What Do You “Hate” About Your Kitchen?
Maybe hate is too strong a word in properly defining a frustration you might have with your present kitchen space; but it is these dislikes that will prompt you to make some much needed changes. There’s no arguing of the inherent importance of a well-designed, attractive kitchen in the home as it is the centralized hub of nearly every critical household activity. Take these traits of dislikes and dysfunctions of your present kitchen and list them; and then take the energy of your dismay toward a more positive venture—make the changes of your kitchen that work for you, and not for it!
Is It the Cabinet Space?
The primary dysfunction often noted in an ineffective or inefficient kitchen space is typically addressed in the kitchen cabinetry. Chances are that you inherited these cabinets when you first purchased the home and the cabinet layout and function were likely chosen by the builder or the previous owner who managed their kitchen differently than you do. Perhaps the cabinet shelves are too narrow or set too close together and your daily dinnerware and glasses are scattered in several cabinets because, well, that’s what the space dictates. Is the corner base unit accessible, or is it a ‘dead zone’? Is the finish on the cabinets hard to maintain? Are the drawers adequate to your needs or could you use a few more? Is the entire cabinetry layout riddled with ‘fillers’, denoting that there is a lot of potential cabinet storage space that’s wasted by virtue of the size and configuration of the cabinets? Is the hardware tired and outdated?
Is It the Work Layout?
Another common critique of a dysfunctional kitchen area is that of the proximity of the major appliances to one another. With these appliances being positioned at opposing areas of the room, the tendency to put-on a lot of personal mileage during the course of meal preparation is high. Having a kitchen that is sensitive to the intelligent positioning of the appliances is vital in ensuring a friendly atmosphere for the chef. Are the appliances inadequate to the needs of the cook, kids or guests? Are these appliances outdated, mismatched or just plain ugly?
How’s the Countertop Space?
One of the most vocalized compliments of a well-designed kitchen is that of the expanse or the viable, usable space within the countertop surface. It seems that many people are quick to envy those homes which have more-than-adequate counter services—like you can never have too much. So, as you review your own present countertops, determine if you have what you need for counter services. Is your counter ‘chopped-up’ into segments that inhibit the means in which you use the kitchen? Could you use and island or a work station in your kitchen to help regulate or define certain usages of the countertop? Is the present countertop material hard to clean or showing excessive wear and tear?

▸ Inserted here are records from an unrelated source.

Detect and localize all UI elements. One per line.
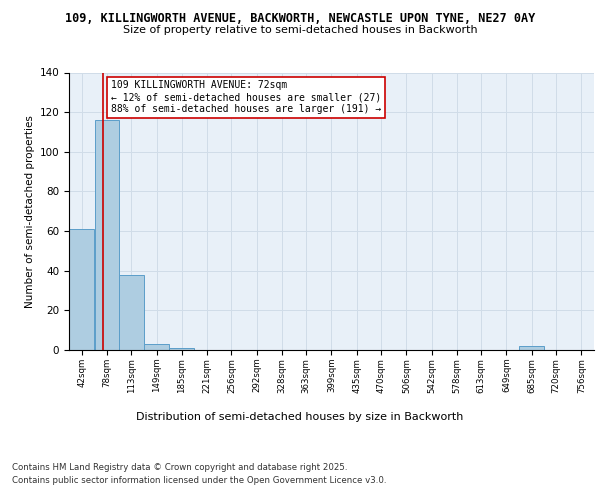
Text: Contains HM Land Registry data © Crown copyright and database right 2025.: Contains HM Land Registry data © Crown c… [12, 462, 347, 471]
Bar [144, 344, 169, 350]
Bar [95, 120, 119, 350]
Text: Distribution of semi-detached houses by size in Backworth: Distribution of semi-detached houses by … [136, 412, 464, 422]
Y-axis label: Number of semi-detached properties: Number of semi-detached properties [25, 115, 35, 308]
Bar [169, 348, 194, 350]
Text: Size of property relative to semi-detached houses in Backworth: Size of property relative to semi-detach… [122, 25, 478, 35]
Text: Contains public sector information licensed under the Open Government Licence v3: Contains public sector information licen… [12, 476, 386, 485]
Bar [119, 274, 143, 350]
Text: 109, KILLINGWORTH AVENUE, BACKWORTH, NEWCASTLE UPON TYNE, NE27 0AY: 109, KILLINGWORTH AVENUE, BACKWORTH, NEW… [65, 12, 535, 26]
Bar [70, 229, 94, 350]
Text: 109 KILLINGWORTH AVENUE: 72sqm
← 12% of semi-detached houses are smaller (27)
88: 109 KILLINGWORTH AVENUE: 72sqm ← 12% of … [111, 80, 381, 114]
Bar [520, 346, 544, 350]
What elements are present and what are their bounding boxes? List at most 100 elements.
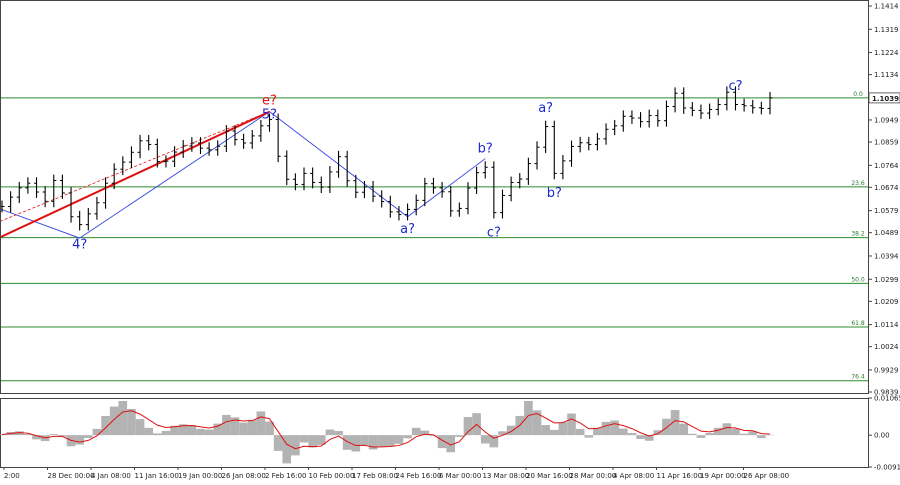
oscillator-bar [196, 428, 205, 436]
oscillator-bar [601, 421, 611, 436]
oscillator-bar [23, 434, 33, 436]
oscillator-bar [524, 400, 533, 436]
oscillator-bar [679, 423, 689, 436]
y-tick-label: 1.0949 [874, 116, 899, 124]
oscillator-bar [291, 435, 300, 456]
oscillator-bar [351, 435, 361, 452]
wave-label: b? [478, 141, 493, 156]
x-tick-label: 6 Mar 00:00 [439, 472, 481, 480]
y-tick-label: 1.0579 [874, 207, 899, 215]
fib-label: 76.4 [851, 374, 865, 381]
oscillator-bar [644, 435, 654, 441]
oscillator-bar [463, 417, 473, 436]
y-tick-label: 1.0674 [874, 184, 899, 192]
oscillator-bar [705, 433, 714, 436]
x-tick-label: 28 Dec 00:00 [48, 472, 95, 480]
oscillator-bar [437, 435, 447, 449]
y-tick-label: 0.9839 [874, 389, 899, 397]
oscillator-bar [636, 435, 645, 439]
current-price-label: 1.1039 [872, 95, 899, 103]
oscillator-bar [541, 425, 550, 436]
oscillator-bar [14, 431, 24, 436]
oscillator-bar [394, 435, 404, 444]
oscillator-bar [308, 435, 317, 448]
y-tick-label: 1.0764 [874, 162, 899, 170]
oscillator-bar [696, 435, 706, 438]
x-tick-label: 24 Feb 16:00 [396, 472, 442, 480]
oscillator-bar [230, 417, 240, 436]
oscillator-bar [32, 435, 41, 440]
oscillator-bar [739, 433, 749, 436]
oscillator-bar [109, 406, 119, 436]
wave-line-blue [0, 111, 270, 239]
y-tick-label: 1.0024 [874, 343, 899, 351]
x-tick-label: 17 Feb 08:00 [352, 472, 398, 480]
y-tick-label: 1.0394 [874, 252, 899, 260]
oscillator-bar [506, 425, 516, 436]
oscillator-bar [731, 428, 740, 436]
y-tick-label: 1.0859 [874, 139, 899, 147]
oscillator-bar [713, 427, 723, 436]
oscillator-bar [368, 435, 378, 450]
y-tick-label: 1.0299 [874, 276, 899, 284]
fibonacci-levels: 0.0 23.6 38.2 50.0 61.8 76.4 [0, 91, 868, 382]
oscillator-bar [170, 425, 179, 436]
oscillator-bar [127, 408, 136, 436]
x-tick-label: 19 Jan 00:00 [178, 472, 222, 480]
oscillator-bar [316, 435, 326, 445]
oscillator-bar [135, 419, 145, 436]
oscillator-bar [247, 419, 257, 436]
oscillator-bar [49, 434, 59, 436]
oscillator-bar [610, 420, 619, 436]
y-tick-label: 1.1319 [874, 26, 899, 34]
wave-label: c? [487, 225, 501, 240]
oscillator-bar [558, 422, 568, 436]
x-tick-label: 11 Jan 16:00 [135, 472, 179, 480]
oscillator-bar [178, 424, 188, 436]
oscillator-bar [593, 427, 602, 436]
y-tick-label: 1.0489 [874, 229, 899, 237]
price-bars [0, 86, 773, 231]
oscillator-bar [429, 435, 438, 436]
oscillator-bar [58, 435, 67, 437]
wave-label: 5? [262, 108, 277, 123]
oscillator-bar [420, 430, 430, 436]
oscillator-panel: 0.01065 0.00 -0.00913 [0, 395, 900, 472]
osc-y-tick-label: 0.01065 [874, 395, 900, 403]
x-tick-label: 28 Mar 00:00 [570, 472, 617, 480]
y-tick-label: 1.0114 [874, 321, 899, 329]
oscillator-bar [161, 430, 171, 436]
oscillator-bar [748, 431, 758, 436]
x-tick-label: 4 Jan 08:00 [91, 472, 131, 480]
oscillator-bar [75, 435, 84, 445]
wave-label: a? [538, 101, 553, 116]
osc-y-tick-label: 0.00 [874, 432, 890, 440]
oscillator-bar [757, 435, 766, 438]
main-frame [0, 0, 869, 394]
x-tick-label: 10 Feb 00:00 [309, 472, 355, 480]
y-tick-label: 1.0209 [874, 298, 899, 306]
oscillator-bar [222, 414, 231, 436]
oscillator-bar [213, 423, 223, 436]
oscillator-bar [101, 415, 110, 436]
oscillator-bar [342, 435, 352, 450]
x-tick-label: 13 Mar 08:00 [483, 472, 530, 480]
oscillator-bar [187, 425, 197, 436]
wave-line-red [0, 110, 270, 239]
oscillator-bar [498, 431, 507, 436]
wave-label: 4? [72, 237, 87, 252]
oscillator-bar [411, 427, 421, 436]
x-tick-label: 20 Mar 16:00 [526, 472, 573, 480]
oscillator-bar [265, 421, 274, 436]
oscillator-bar [204, 429, 214, 436]
oscillator-bar [455, 435, 464, 437]
oscillator-bar [618, 428, 628, 436]
oscillator-bar [722, 423, 732, 436]
fib-label: 61.8 [851, 320, 865, 327]
oscillator-bar [662, 418, 671, 436]
oscillator-bar [549, 429, 559, 436]
wave-lines [0, 110, 486, 239]
oscillator-bar [688, 433, 697, 436]
oscillator-bar [567, 413, 576, 436]
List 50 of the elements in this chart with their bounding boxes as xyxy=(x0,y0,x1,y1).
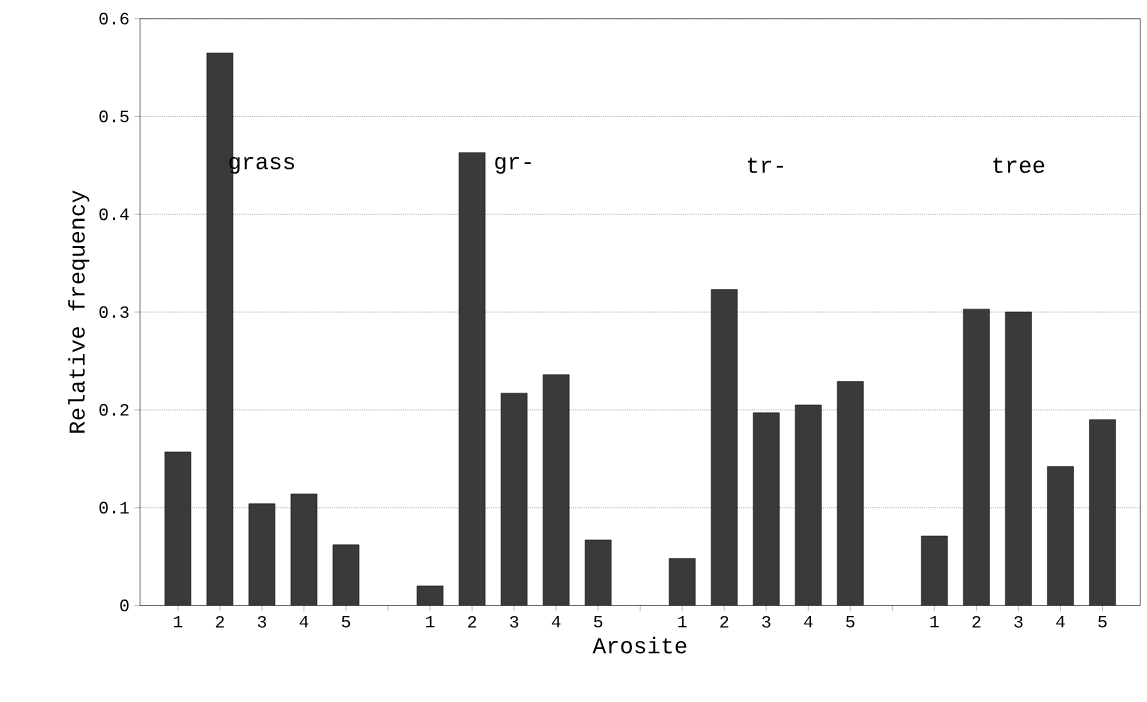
y-tick-label: 0.4 xyxy=(99,208,129,221)
bar xyxy=(543,374,570,606)
x-tick-label: 5 xyxy=(594,616,603,628)
bar xyxy=(668,558,696,606)
bar xyxy=(1005,312,1032,606)
annotation: gr- xyxy=(495,157,531,175)
x-tick-label: 1 xyxy=(930,616,939,628)
bar xyxy=(921,536,948,606)
bar xyxy=(164,451,192,606)
bar xyxy=(585,540,612,606)
bar xyxy=(248,503,276,606)
bar xyxy=(1089,419,1116,606)
y-tick-label: 0.2 xyxy=(99,404,129,416)
x-tick-label: 5 xyxy=(846,616,855,628)
y-tick-label: 0.3 xyxy=(99,306,129,319)
x-tick-label: 5 xyxy=(1098,616,1107,628)
x-tick-label: 4 xyxy=(1056,616,1065,628)
bar xyxy=(963,309,990,606)
bar xyxy=(710,289,738,606)
bar xyxy=(459,152,486,606)
x-tick-label: 3 xyxy=(257,616,267,628)
y-tick-label: 0.5 xyxy=(99,110,129,123)
x-tick-label: 3 xyxy=(1014,616,1023,628)
x-tick-label: 5 xyxy=(341,616,351,628)
x-tick-label: 3 xyxy=(762,616,771,628)
y-tick-label: 0 xyxy=(120,599,129,612)
x-axis-title: Arosite xyxy=(592,637,687,654)
y-tick-label: 0.6 xyxy=(99,13,129,25)
x-tick-label: 2 xyxy=(972,616,981,628)
x-tick-label: 1 xyxy=(426,616,435,628)
bar xyxy=(795,404,822,606)
bar xyxy=(1047,466,1074,606)
y-tick-label: 0.1 xyxy=(99,502,129,514)
x-tick-label: 4 xyxy=(551,616,561,628)
bar xyxy=(752,412,780,606)
annotation: tr- xyxy=(747,157,783,174)
bar xyxy=(501,393,528,606)
y-axis-title: Relative frequency xyxy=(68,190,90,433)
annotation: tree xyxy=(993,157,1045,174)
bar xyxy=(332,544,360,606)
x-tick-label: 1 xyxy=(678,616,687,628)
x-tick-label: 1 xyxy=(173,616,183,628)
bar xyxy=(837,381,864,606)
x-tick-label: 2 xyxy=(468,616,477,628)
x-tick-label: 3 xyxy=(509,616,519,628)
x-tick-label: 2 xyxy=(720,616,729,628)
x-tick-label: 4 xyxy=(803,616,813,628)
bar xyxy=(290,493,318,606)
x-tick-label: 2 xyxy=(215,616,224,628)
x-tick-label: 4 xyxy=(299,616,309,628)
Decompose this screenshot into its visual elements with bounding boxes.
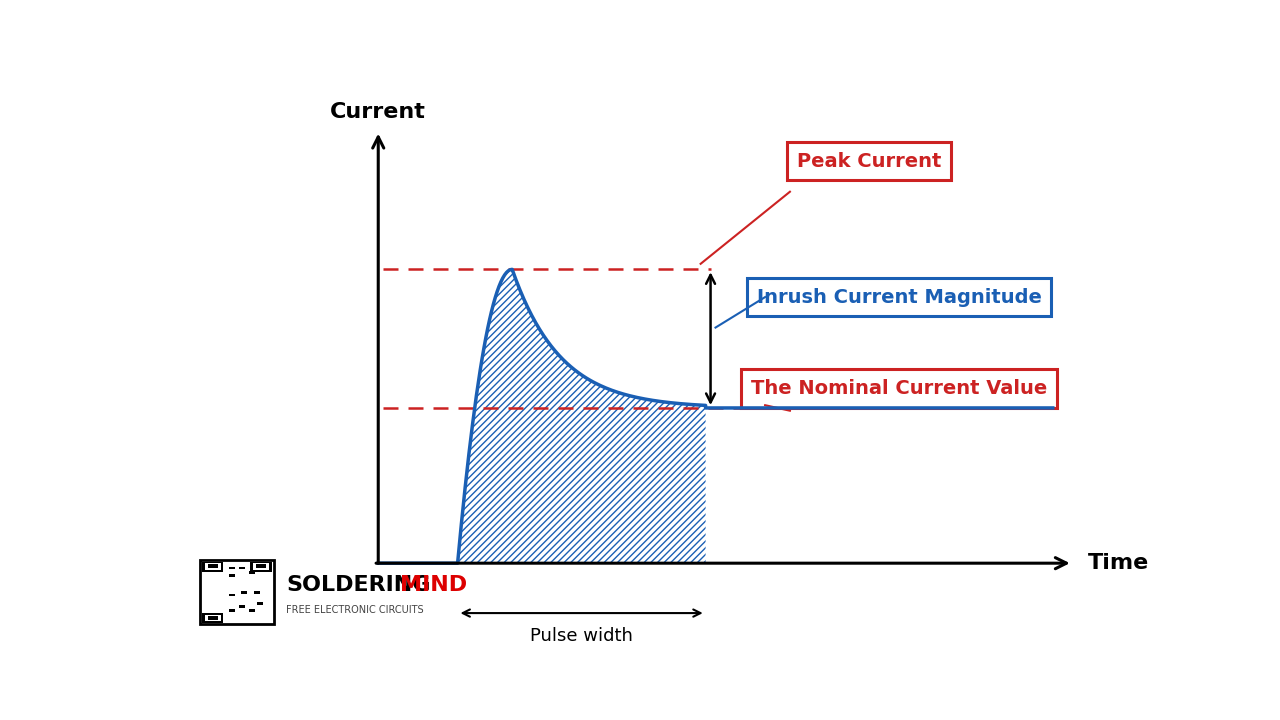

Have You Just Gotten Used to It?
Some of the ‘dysfunctional’ or undesirable conditions of a kitchen are not always on the forefront of your mind as you have learned to accept or tolerate such things. Items like the kitchen sink and faucet, although an extremely important fixture in a kitchen, are often accepted for their limitations in an existing kitchen but are also one of the first things to be completely changed when the opportunity arises. Adequate kitchen lighting, whether generated naturally (windows, doors) or by strategic and aesthetically pleasing fixtures, will often go unnoticed; and folks will tend to deal with the shadows or simply introduce a portable light fixture into an existing kitchen—and that’s called, ‘accommodation’!
Once you’ve decided what works and what doesn’t work, start the process of planning and change. Your attitude and personal rejuvenation process begins with the critique and then with the execution of designing and creating a new, beautiful, working kitchen.